For now the (very human) response is to do something, anything. Bushfire fundraisers are everywhere and hundreds of millions have been donated to relief efforts. But the challenge for businesses and individuals alike will be to build solutions beyond this immediate crisis. Australia’s fires are the harbinger of many disasters to come.

Companies need to respond, not only to the immediate impacts, but to the rapid change in expectations from investors, civil society and regulators. Being transparent about the risks to your business and how you are managing them is no longer a flag of virtue: it is a necessity.
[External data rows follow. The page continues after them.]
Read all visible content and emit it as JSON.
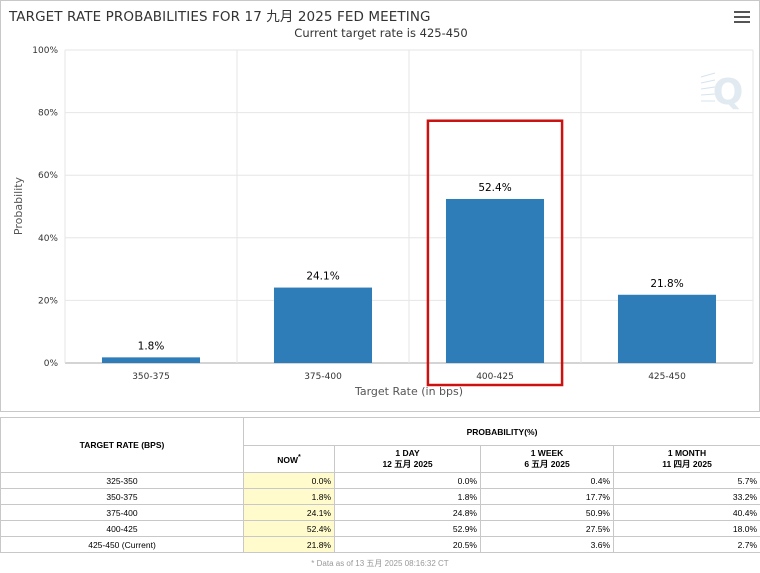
{
  "chart": {
    "title": "TARGET RATE PROBABILITIES FOR 17 九月 2025 FED MEETING",
    "subtitle": "Current target rate is 425-450",
    "watermark": "Q",
    "accent_color": "#2e7cb8",
    "highlight_color": "#cc1111"
  },
  "chart_data": {
    "type": "bar",
    "categories": [
      "350-375",
      "375-400",
      "400-425",
      "425-450"
    ],
    "values": [
      1.8,
      24.1,
      52.4,
      21.8
    ],
    "data_labels": [
      "1.8%",
      "24.1%",
      "52.4%",
      "21.8%"
    ],
    "yticks": [
      "0%",
      "20%",
      "40%",
      "60%",
      "80%",
      "100%"
    ],
    "ylim": [
      0,
      100
    ],
    "xlabel": "Target Rate (in bps)",
    "ylabel": "Probability",
    "highlighted_category": "400-425",
    "grid": true
  },
  "table": {
    "rate_header": "TARGET RATE (BPS)",
    "prob_header": "PROBABILITY(%)",
    "columns": [
      {
        "line1": "NOW",
        "line2": "",
        "mark": "*"
      },
      {
        "line1": "1 DAY",
        "line2": "12 五月 2025",
        "mark": ""
      },
      {
        "line1": "1 WEEK",
        "line2": "6 五月 2025",
        "mark": ""
      },
      {
        "line1": "1 MONTH",
        "line2": "11 四月 2025",
        "mark": ""
      }
    ],
    "rows": [
      {
        "rate": "325-350",
        "now": "0.0%",
        "day": "0.0%",
        "week": "0.4%",
        "month": "5.7%"
      },
      {
        "rate": "350-375",
        "now": "1.8%",
        "day": "1.8%",
        "week": "17.7%",
        "month": "33.2%"
      },
      {
        "rate": "375-400",
        "now": "24.1%",
        "day": "24.8%",
        "week": "50.9%",
        "month": "40.4%"
      },
      {
        "rate": "400-425",
        "now": "52.4%",
        "day": "52.9%",
        "week": "27.5%",
        "month": "18.0%"
      },
      {
        "rate": "425-450 (Current)",
        "now": "21.8%",
        "day": "20.5%",
        "week": "3.6%",
        "month": "2.7%"
      }
    ],
    "footnote": "* Data as of 13 五月 2025 08:16:32 CT"
  }
}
Most jurisdictions do not (yet) have mandatory climate change reporting requirements, but the Task Force on Climate-related Financial Disclosures (TCFD) guidelines provide a clear model to work from.

Companies should not wait until they are required to disclose. Transparency is a powerful driver of decision-making. Articulating the impacts of climate change forces you to challenge old mindsets and ‘business-as-usual’ attitudes. This not only protects your business and relationships, but, more importantly it will go some way to protecting our precious world.

Vanessa Richards is a corporate communications and governance consultant in Australia.